High Performance Boot Packages
I've been working on improving the performance of haddock
, which must depend only on boot packages, since GHC itself depends on it.
I noticed that the JSON representation in haddock
is extremely inefficient, so I tried replacing it with aeson
. Parsing the existing interface JSON files and generating the new JSON index improved time by 76% and allocations by 90%. The whole program runtime improved by 14% and used 40% less total memory.
But we can't bring aeson
in - it has far too many dependencies as-is.
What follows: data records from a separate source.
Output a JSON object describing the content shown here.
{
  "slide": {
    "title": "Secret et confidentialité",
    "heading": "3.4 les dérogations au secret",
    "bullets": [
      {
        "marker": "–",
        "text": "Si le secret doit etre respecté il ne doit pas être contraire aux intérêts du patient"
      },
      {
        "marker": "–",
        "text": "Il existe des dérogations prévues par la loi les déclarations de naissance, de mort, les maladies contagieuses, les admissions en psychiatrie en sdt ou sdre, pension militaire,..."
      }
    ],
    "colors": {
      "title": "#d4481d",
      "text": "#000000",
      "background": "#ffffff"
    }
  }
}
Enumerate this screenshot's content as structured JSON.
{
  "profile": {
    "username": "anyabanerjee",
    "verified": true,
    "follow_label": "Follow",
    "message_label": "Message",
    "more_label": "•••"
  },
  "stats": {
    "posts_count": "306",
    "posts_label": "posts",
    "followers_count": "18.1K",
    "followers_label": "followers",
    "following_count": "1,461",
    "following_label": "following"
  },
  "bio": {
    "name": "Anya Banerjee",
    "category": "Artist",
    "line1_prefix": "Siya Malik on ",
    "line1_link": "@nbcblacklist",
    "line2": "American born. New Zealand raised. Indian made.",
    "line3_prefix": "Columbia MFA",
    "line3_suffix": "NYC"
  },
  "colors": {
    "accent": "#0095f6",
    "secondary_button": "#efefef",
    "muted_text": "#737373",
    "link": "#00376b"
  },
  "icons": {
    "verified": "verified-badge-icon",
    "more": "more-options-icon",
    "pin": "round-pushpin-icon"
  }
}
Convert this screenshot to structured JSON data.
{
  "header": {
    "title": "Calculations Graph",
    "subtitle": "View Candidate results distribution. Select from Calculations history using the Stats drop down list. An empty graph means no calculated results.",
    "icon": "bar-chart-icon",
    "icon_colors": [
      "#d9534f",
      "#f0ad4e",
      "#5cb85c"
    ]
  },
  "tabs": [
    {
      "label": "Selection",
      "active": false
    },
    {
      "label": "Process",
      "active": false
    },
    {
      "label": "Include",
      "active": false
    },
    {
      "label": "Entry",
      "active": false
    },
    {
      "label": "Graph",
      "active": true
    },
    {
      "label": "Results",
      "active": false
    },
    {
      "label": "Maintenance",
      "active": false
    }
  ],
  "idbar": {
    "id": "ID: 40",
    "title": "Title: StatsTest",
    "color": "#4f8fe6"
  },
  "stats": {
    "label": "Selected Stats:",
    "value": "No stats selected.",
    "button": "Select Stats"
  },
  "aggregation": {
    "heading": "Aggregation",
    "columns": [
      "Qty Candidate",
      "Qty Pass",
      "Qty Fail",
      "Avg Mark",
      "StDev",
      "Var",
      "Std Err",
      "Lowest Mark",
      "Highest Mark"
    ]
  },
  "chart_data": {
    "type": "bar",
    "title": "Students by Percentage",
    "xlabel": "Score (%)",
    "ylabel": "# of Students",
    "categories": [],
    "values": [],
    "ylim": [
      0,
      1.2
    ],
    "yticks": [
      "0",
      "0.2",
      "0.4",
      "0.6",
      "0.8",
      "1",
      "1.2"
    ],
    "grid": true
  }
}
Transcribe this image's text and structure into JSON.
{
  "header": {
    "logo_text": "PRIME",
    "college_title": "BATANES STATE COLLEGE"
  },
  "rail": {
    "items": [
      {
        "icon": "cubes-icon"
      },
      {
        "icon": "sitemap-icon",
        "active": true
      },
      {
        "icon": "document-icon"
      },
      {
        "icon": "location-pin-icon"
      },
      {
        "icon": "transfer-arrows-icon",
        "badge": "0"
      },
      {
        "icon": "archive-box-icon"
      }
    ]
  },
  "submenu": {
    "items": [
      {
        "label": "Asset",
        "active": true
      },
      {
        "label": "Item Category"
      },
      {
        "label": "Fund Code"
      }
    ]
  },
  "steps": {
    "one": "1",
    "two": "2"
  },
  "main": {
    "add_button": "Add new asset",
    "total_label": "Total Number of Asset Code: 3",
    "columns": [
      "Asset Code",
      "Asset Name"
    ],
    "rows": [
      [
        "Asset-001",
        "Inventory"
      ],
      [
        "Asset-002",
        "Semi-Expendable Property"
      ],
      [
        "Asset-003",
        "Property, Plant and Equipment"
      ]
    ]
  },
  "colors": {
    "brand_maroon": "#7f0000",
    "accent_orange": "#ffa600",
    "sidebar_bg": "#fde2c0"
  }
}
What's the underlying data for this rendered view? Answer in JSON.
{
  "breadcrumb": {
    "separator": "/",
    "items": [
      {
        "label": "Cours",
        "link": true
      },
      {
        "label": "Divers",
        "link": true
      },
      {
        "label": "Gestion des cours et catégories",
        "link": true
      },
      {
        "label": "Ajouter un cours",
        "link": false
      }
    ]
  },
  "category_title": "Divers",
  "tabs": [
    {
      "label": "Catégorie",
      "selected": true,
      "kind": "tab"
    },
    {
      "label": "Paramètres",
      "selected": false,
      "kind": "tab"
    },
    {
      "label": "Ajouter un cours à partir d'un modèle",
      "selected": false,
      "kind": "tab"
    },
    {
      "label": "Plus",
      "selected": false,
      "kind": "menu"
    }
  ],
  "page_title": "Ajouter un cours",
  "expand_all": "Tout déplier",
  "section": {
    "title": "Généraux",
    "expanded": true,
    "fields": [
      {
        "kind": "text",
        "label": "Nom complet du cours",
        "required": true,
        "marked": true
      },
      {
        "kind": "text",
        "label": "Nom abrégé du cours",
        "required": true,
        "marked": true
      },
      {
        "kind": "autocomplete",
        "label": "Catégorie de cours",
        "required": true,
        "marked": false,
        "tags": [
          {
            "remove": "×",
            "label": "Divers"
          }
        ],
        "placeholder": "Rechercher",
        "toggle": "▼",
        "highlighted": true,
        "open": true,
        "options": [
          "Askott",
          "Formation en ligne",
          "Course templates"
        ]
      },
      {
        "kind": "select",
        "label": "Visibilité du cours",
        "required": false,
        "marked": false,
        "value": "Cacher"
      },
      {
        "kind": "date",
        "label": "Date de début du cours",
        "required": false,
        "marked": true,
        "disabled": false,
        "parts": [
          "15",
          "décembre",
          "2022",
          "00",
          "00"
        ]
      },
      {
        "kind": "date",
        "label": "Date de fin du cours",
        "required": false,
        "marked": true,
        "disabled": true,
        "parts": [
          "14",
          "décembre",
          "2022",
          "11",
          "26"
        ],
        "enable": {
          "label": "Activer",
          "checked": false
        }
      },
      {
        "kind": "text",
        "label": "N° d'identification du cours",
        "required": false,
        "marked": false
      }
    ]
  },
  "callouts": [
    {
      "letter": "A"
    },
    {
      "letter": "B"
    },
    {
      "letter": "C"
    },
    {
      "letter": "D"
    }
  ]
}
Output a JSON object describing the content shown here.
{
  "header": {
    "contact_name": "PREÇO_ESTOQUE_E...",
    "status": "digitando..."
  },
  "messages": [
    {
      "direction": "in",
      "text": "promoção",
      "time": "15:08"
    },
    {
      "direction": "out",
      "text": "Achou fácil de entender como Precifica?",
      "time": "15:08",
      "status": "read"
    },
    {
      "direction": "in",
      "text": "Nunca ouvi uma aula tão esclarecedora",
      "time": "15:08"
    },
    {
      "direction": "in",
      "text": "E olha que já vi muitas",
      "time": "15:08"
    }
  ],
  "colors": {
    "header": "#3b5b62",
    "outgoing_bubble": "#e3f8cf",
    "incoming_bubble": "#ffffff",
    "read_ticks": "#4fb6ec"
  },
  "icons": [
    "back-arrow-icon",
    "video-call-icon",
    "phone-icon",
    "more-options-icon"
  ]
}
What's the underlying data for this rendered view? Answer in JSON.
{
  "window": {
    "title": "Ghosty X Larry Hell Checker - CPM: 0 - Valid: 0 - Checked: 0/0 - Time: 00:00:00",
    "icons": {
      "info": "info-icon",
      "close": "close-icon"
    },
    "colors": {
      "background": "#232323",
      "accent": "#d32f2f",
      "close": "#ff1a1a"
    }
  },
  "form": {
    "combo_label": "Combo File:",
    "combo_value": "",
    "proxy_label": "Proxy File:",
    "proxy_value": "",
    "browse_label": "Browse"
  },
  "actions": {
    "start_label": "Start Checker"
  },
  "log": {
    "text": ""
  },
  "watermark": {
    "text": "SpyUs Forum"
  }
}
I determined that the majority of the performance improvement was from the optimized attoparsec
parser. attoparsec
has minimal dependencies, and only scientific
would need to be accounted for.
I was also surprised to find that there isn't a Vector
type in the boot packages. Seq
is close, but has a lot of overhead. Array
doesn't have a Semigroup
and can't reasonably work for many things. There isn't a type for streaming a la pipes
or conduit
.
I feel like having fast data structures like these available to GHC and boot packages would help a lot for making Haskell faster overall. I'm curious if there's any work that can be done to start incorporating some of these packages in, or to start splitting those packages up into boot
-ready variants.
I also remember feeling pretty confused about the boot library situation generally - is there documentation on what the boot packages are? what the factors and requirements are for including a boot package?